On Friday, 17 December-the day the Soviet Commando crossed the border into France-Marc Grelle was distracted from his many duties by what, at the time, seemed a diversion, an incident which would be recorded in the files and forgotten. At ten in the morning he heard of the emergency at Orly airport where Algerian terrorists had just tried to destroy an El Al aircraft on the verge of take-off. 'We'd better go and have a look,' he told Boisseau. 'I thought the security at Orly was foolproof…' Grelle had reason to be worried; in only a few days' time Guy Florian was due to fly from Orly to Marseilles, where he would make a major speech on the eve of his departure for Russia.

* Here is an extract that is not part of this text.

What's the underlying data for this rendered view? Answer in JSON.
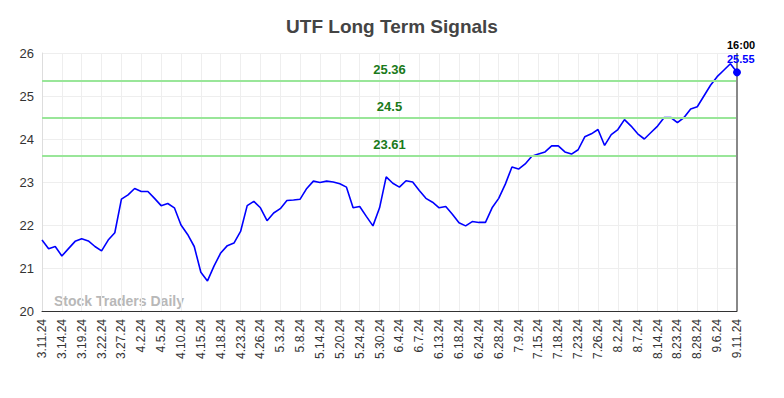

Arriving at the airport, where it was pouring with rain, they found that Camille Point, the officer in command of the Airport Gendarmerie, had the situation under control. In the distance, barely visible in the rain squalls, they could see the Israeli aircraft which had been the target standing unscathed at the end of a reserve runway. Boisseau left Grelle with Camille Point for a moment to check the position with a radio-equipped patrol car. The whole airport was swarming with armed police.